Zum Glück wurde er am gleichen Tag wieder freigelassen, musste seine Reise aber absagen und kann seitdem wohl nicht mehr das Land verlassen. Es war nicht das erste Mal, dass der syrische Geheimdienst die Taktik anwendet, syrische Künstler und Filmemacher, die den Aufstand gegen das Regime unterstützen, festzunehmen, wenn diese versuchen, das Land zu verlassen.
Ähnlich erging es dem Filmemacher Nidal Hassan, als er Ende 2011 nach Kopenhagen fliegen wollte, um dort am "Copenhagen International Documentary Festival" (CPH: DOX) teilzunehmen sowie im Sommer 2012 auch dem Produzenten und Festival-Leiter Orwa Nyrabia, der am Flughafen von Damaskus verhaftet wurde, als er auf dem Weg nach Kairo war.
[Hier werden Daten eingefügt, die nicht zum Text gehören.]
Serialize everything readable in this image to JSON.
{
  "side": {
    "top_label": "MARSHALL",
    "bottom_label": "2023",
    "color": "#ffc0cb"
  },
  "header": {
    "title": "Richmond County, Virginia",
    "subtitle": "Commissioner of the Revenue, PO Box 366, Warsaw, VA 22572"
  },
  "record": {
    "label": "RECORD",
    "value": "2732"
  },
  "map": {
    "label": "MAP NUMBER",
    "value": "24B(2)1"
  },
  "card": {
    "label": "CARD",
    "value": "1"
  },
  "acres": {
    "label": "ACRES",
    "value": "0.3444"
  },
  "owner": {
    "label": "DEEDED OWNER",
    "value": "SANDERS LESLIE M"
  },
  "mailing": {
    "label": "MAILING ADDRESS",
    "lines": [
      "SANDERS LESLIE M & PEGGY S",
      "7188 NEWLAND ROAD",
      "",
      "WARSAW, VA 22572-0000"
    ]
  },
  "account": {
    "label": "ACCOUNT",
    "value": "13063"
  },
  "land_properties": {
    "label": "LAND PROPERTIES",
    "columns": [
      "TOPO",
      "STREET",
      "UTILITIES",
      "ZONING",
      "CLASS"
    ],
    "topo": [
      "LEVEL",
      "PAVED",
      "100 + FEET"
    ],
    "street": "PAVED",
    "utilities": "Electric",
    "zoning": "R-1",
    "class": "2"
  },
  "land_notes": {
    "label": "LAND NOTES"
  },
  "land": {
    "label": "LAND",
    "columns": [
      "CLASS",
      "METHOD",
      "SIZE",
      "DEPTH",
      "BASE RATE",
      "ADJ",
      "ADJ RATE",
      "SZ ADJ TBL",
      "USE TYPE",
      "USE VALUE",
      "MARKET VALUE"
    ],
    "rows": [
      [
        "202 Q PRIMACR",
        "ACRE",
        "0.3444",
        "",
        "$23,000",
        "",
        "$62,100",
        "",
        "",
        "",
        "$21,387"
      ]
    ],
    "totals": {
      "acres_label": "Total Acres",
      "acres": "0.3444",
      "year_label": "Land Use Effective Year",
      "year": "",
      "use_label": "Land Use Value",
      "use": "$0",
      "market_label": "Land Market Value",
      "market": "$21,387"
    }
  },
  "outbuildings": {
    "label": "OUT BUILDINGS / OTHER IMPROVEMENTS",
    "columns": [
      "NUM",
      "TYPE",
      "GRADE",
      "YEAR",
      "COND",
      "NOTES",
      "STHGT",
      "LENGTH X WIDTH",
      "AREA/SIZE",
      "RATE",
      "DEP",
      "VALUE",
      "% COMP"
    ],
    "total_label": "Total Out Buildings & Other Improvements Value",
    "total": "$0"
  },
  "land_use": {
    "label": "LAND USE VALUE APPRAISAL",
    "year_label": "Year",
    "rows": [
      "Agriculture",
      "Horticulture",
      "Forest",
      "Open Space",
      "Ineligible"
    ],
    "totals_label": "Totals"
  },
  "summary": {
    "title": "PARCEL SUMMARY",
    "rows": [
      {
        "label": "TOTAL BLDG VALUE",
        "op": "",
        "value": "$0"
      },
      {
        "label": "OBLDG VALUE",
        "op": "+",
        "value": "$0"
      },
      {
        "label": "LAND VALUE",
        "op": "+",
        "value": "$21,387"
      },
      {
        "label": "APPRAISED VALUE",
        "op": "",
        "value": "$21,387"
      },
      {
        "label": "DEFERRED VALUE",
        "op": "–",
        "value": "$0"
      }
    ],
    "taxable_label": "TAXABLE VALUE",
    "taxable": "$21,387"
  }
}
Aber auch wenn Mohammad Malas selbst das Land nicht verlassen kann, geht sein Film dennoch um die Welt, ein Film, der eine eindringliche Botschaft der Menschlichkeit transportiert – etwas, was im Fall Syriens mittlerweile selten geworden ist.
Der "verborgene Film"
Der Film "Ladder to Damascus" erzählt die Geschichte von zwei jungen Menschen, die sich über ein Filmprojekt kennen und lieben lernen und ihrer bunt gemischten Hausgemeinschaft in der Damaszener Altstadt. Der Protagonist Fouad, der so sehr vom Filmemachen besessen ist, dass er von den anderen auch schlicht "Cinema" genannt wird, lernt Ghalia während einer Theaterprobe kennen und ist von ihr fasziniert. Er folgt ihr, weil er vermutet, in ihr "sei ein Film verborgen". Und diesen Film möchte er entdecken.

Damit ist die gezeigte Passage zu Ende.